Out of the Skull-less animals there developed, in the first instance, a second low class of Vertebrate animals, which still stands far below that of fish, and which is now represented only by the Hags (Myxinoida) and Lampreys (Petromyzonta). This class also, on account of the absence of all solid parts, could, unfortunately, as little as the Skull-less animals leave fossil remains. From its whole organization and ontogeny it is quite evident that it represents a very important intermediate stage between the Skull-less animals and Fishes, and that its few still existing members are only the last surviving remains of a probably very highly developed animal group which existed towards the end of the primordial period. On account of the curious mouth possessed by the Hags and Lampreys, which they use for sucking, the whole class is usually called Round-mouthed animals (Cyclostoma). The name of Single-nostriled animals (Monorrhina) is still more characteristic. For all Cyclostoma possess a simple, single nasal tube, whereas, in all other Vertebrate animals (with the exception of the Amphioxus) the nose consists of two lateral halves, a right and a left nostril. We are therefore enabled to comprise these latter (Anamnionata and Amnionata) under the heading, double-nostriled animals (Amphirrhina).
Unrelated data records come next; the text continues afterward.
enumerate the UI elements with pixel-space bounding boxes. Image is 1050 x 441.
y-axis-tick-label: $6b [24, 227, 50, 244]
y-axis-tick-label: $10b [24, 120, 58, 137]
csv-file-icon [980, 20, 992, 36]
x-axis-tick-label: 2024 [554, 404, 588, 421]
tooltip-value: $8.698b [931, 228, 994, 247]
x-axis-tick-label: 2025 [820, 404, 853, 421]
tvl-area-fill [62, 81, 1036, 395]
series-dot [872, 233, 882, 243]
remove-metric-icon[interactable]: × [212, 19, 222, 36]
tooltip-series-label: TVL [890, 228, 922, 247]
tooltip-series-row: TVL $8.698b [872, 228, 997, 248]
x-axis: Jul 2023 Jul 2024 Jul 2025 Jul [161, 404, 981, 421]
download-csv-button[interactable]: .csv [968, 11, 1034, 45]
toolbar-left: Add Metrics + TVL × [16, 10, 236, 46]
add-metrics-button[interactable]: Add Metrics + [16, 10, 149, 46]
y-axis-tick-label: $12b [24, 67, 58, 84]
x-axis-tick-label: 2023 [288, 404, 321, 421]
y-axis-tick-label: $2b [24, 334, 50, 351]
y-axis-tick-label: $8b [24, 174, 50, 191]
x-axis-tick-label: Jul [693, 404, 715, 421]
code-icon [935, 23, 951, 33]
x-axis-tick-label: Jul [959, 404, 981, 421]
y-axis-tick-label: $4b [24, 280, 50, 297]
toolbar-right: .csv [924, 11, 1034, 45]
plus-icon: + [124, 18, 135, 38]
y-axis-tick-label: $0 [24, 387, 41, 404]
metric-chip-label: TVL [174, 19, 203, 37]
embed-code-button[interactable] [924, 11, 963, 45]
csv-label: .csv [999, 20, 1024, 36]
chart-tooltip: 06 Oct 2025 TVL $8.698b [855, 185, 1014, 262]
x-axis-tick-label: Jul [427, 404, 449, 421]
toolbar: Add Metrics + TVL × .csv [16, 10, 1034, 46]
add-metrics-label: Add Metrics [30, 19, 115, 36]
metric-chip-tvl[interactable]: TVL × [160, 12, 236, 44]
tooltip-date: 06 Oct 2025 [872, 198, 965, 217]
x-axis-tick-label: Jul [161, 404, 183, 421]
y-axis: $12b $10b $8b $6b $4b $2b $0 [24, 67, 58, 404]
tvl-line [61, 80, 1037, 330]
All the Amphirrhina possess a fully developed jaw-skeleton (upper and under jaw), whereas it is completely wanting in the Monorrhina.

Apart also from the peculiar nasal formation, and the absence of jaws, the Single-nostriled animals are distinguished from those with double nostrils by many peculiarities. Thus they want the important sympathetic nervous system, and the spleen which the Amphirrhina possess. Of the swimming bladder, and the two pairs of legs—which all double-nostriled animals have, at least in their embryonic conditions—not a trace exists in the Single-nostriled animals, which is the case also in the Skull-less animals. Hence, we are surely justified in completely separating the Monorrhina, as we have separated the Skull-less animals, from the Fishes, with which they have hitherto been erroneously classed.